– Yahoo7 Combined 10% More Traffic than Previously (Ben Barren: “…[Y!7 users] demand is insatiable – they need more product than can be provided by Yahoo7. And they need more filtering and aggregation tools.”)
– What do we do with ‘social media’? (Tom Coates: “The age of social media then is probably about a fusing of these two ways of thinking – the communicative and the publishing/creative parts of the internet – into something new and powerful.”)
– Harnessing the content flow (Dan Farber: “Traditional media corporations won’t roll over and die.
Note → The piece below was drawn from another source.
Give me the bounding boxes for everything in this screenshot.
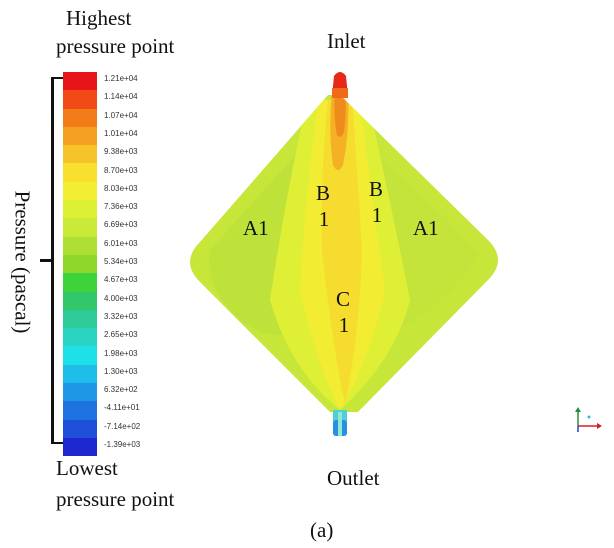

The smart ones will apply themselves to facilitating, filtering and compensating the mass of content producers.”)
– Big Shifts In Internet Usage (Om Malik digs into the latest comscore data, showing that “MySpace is the fastest growing property on the Internet, perhaps in Internet history and traffic now exceeds all but Yahoo.”)
– The State of Web 2.0 (it’s interesting for me to see the ‘Live Web’ competing quite well with the term ‘Web 2.0’ these days… nevertheless, whatever you call it, Dion’s piece is a good overview and I especially liked this prediction: “People will focus much more on using the ideas and ignoring the Web 2.0 hypesters more often.”)
– Dan Farber thinks the Google Web Office is over-hyped (he points out that business apps need “more reliable bandwidth and grids, software infrastructure that meets corporate and regulatory requirements and major mindset changes” — very true, it’s why I forsee Web Office as a long-term proposition, not short term)
– Microsoft aims to take the desktop ‘Live’ (“Microsoft started testing Windows Live Mail Desktop this week.” — it will let people manage their webmail offline without accessing a Web-based server.)
– Ray Ozzie on Live Clipboard (Microsoft CTO updates progress on his blog re his “wiring the Web” initiatives – encouraging words about microformats too)
– A Structured (Blogging) Approach to Knowledge Management (interesting thoughts: “Knowledge artifacts correspond to microcontent definitions.”)
– 37Signals PDF book selling well (after 30 days they’ve sold roughly 5750 copies of Getting Real, reeling in $120k of revenue. Excellent work by 37Signals – now I’m waiting for them to provide an ebook software system for the rest of us!)